The critical path to production in 2014 is not drilling but production facilities, Haymes said, with permitting critical to keeping the production facilities on schedule.

Irwin asked whether ExxonMobil would have all nine wells drilled by 2014. Haymes said that if there weren’t weather or permitting issues with the production facilities they would meet the 2014 production date. As for the number of wells, he said, some of the wells may not end up being successful oil wells, although they would eventually produce gas.

The initial production plan is 10,000 barrels per day of condensate and 10,000 bpd of oil and a pipeline capacity of 70,000 bpd; Haymes said the 20,000 bpd of initial production is designed to be expanded.

Issue of leases

Irwin asked whether ExxonMobil would complete the two wells and produce from them if he didn’t award any other leases. Haymes said yes.

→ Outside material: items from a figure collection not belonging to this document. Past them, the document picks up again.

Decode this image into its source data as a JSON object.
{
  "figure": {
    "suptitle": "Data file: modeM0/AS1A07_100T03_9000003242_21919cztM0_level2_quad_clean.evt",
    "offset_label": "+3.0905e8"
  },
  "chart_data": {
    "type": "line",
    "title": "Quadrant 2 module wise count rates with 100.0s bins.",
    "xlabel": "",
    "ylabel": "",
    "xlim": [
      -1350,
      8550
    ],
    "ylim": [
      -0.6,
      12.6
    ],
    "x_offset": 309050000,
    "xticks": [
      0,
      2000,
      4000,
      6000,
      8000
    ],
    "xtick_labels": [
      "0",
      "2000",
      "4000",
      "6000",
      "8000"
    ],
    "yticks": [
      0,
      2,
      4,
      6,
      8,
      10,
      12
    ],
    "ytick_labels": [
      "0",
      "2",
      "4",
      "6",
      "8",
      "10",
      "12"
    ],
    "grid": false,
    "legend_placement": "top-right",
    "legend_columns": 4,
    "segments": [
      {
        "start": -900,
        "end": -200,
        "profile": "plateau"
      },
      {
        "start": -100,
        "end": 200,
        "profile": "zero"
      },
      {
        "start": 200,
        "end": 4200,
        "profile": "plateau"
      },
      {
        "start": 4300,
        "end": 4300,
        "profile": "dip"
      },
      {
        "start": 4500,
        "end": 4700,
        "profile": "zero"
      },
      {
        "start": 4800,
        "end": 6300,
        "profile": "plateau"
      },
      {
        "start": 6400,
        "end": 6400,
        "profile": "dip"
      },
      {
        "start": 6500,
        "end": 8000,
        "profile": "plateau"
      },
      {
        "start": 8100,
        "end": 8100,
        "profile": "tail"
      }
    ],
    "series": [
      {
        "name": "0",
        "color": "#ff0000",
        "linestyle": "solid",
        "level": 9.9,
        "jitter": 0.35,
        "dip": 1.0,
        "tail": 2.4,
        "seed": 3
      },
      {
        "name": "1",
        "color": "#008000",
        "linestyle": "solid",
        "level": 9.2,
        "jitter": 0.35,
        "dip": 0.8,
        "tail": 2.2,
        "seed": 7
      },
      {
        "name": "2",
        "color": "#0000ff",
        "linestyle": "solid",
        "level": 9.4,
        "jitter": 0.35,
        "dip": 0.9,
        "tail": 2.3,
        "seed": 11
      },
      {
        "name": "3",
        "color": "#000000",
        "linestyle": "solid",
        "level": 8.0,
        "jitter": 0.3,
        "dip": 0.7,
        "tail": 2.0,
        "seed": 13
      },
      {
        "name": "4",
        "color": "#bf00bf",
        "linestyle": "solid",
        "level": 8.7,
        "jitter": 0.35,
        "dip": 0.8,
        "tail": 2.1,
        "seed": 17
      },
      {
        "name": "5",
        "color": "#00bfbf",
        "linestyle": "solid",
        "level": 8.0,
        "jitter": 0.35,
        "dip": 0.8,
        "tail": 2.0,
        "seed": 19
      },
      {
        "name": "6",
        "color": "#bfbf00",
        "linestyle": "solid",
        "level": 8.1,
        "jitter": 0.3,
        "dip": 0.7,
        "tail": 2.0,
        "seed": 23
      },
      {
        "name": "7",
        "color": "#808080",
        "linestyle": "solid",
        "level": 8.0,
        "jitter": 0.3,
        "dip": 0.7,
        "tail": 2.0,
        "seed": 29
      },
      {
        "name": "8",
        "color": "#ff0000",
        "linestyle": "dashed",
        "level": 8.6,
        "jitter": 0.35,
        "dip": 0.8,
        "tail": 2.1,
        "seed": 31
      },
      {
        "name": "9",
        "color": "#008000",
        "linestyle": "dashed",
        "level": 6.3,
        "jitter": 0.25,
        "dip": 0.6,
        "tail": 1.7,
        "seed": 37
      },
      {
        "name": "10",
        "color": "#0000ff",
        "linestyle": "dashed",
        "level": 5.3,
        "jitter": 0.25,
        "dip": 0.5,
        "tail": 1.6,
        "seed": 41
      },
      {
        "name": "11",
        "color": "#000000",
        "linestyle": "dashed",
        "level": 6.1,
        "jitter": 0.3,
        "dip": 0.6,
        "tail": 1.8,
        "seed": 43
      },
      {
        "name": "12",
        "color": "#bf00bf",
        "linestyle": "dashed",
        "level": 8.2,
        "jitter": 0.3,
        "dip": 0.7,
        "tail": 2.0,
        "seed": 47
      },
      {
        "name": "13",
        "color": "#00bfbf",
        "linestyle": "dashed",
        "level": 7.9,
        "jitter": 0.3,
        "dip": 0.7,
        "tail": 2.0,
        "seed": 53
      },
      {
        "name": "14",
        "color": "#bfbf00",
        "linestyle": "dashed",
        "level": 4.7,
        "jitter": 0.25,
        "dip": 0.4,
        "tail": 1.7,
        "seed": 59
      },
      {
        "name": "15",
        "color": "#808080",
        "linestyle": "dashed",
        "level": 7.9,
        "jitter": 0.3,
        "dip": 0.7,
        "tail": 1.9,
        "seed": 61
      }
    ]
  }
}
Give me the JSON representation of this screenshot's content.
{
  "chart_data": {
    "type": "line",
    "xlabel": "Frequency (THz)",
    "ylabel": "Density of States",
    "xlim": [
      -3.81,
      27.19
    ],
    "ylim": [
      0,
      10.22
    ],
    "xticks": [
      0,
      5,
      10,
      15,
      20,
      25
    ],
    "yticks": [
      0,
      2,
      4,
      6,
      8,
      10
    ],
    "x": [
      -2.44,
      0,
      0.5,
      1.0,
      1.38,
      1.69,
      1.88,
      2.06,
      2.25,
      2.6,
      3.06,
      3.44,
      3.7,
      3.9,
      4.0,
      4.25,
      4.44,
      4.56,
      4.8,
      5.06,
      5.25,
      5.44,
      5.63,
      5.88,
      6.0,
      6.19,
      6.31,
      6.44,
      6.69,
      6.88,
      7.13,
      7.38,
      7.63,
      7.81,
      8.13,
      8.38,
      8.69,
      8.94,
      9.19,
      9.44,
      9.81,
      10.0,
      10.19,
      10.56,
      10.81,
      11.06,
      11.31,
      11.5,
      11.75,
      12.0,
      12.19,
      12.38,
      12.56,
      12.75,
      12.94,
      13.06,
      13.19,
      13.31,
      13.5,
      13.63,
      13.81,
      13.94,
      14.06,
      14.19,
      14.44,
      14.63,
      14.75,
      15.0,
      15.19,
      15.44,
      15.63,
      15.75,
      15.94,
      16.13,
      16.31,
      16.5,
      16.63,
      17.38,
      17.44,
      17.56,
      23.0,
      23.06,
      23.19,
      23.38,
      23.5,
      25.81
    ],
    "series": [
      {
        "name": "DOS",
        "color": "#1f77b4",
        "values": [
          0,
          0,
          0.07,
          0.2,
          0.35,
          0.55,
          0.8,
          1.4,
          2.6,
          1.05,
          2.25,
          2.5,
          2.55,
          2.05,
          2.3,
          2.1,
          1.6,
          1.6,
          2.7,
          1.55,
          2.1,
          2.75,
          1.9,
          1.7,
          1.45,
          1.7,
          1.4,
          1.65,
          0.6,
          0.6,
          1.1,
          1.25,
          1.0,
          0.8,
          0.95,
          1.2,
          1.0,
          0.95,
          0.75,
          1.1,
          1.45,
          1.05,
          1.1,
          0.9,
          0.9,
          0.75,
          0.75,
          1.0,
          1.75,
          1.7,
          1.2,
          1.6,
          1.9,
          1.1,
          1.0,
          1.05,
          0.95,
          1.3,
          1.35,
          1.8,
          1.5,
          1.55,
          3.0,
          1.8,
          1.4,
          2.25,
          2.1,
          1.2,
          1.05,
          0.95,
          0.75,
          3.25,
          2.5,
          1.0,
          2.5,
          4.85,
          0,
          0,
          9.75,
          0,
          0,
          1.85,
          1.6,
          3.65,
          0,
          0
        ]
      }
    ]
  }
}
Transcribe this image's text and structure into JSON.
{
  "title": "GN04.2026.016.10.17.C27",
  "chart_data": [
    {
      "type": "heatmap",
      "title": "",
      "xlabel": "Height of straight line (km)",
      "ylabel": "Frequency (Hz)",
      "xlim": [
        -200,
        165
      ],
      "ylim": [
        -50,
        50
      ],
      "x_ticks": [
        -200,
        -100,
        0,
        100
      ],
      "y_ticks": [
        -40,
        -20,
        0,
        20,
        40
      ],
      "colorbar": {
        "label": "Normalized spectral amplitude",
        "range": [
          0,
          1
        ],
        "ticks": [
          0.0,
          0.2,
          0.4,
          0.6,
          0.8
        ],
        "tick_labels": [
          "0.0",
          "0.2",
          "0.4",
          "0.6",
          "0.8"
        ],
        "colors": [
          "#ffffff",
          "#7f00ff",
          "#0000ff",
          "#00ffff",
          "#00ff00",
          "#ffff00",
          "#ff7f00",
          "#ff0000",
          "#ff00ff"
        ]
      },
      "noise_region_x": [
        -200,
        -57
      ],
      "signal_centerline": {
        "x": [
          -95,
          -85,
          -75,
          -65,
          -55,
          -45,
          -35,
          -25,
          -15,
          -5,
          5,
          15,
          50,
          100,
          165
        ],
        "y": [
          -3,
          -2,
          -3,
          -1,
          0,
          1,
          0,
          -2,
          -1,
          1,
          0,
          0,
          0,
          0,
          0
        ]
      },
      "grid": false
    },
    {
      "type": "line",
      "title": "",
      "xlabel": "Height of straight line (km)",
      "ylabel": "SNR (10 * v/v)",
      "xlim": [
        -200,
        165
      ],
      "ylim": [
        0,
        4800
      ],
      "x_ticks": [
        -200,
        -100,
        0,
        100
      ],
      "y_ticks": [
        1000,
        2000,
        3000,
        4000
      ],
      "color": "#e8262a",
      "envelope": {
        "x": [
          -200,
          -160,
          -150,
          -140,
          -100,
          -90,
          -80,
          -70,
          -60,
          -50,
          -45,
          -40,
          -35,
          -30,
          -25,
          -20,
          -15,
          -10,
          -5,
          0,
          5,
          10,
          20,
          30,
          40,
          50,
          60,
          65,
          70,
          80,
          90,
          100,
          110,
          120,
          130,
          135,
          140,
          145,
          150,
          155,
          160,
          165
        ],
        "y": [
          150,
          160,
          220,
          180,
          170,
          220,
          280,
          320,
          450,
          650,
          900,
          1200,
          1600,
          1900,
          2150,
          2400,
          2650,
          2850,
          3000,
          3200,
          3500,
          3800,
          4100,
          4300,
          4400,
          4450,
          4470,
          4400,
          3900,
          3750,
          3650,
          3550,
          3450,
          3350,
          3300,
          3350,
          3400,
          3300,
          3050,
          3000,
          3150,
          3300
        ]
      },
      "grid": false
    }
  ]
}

What, Irwin asked, if he ordered wells certified capable of producing in paying quantities into production. Haymes said a reasonable time would be required to put those wells into production and the earliest it could happen was 2014 because that was when production facilities would be in place.

Some of the certified wells would take longer, he said, because they were not close to the central pad at Point Thomson and would require additional facilities.

Nan Thompson asked Haymes how long it would take to know that cycling was working successfully once wells were in production.

If the tank — the reservoir — is small, Haymes said, they would know quickly, in a matter of months. If the tank is larger, it would take longer, he said.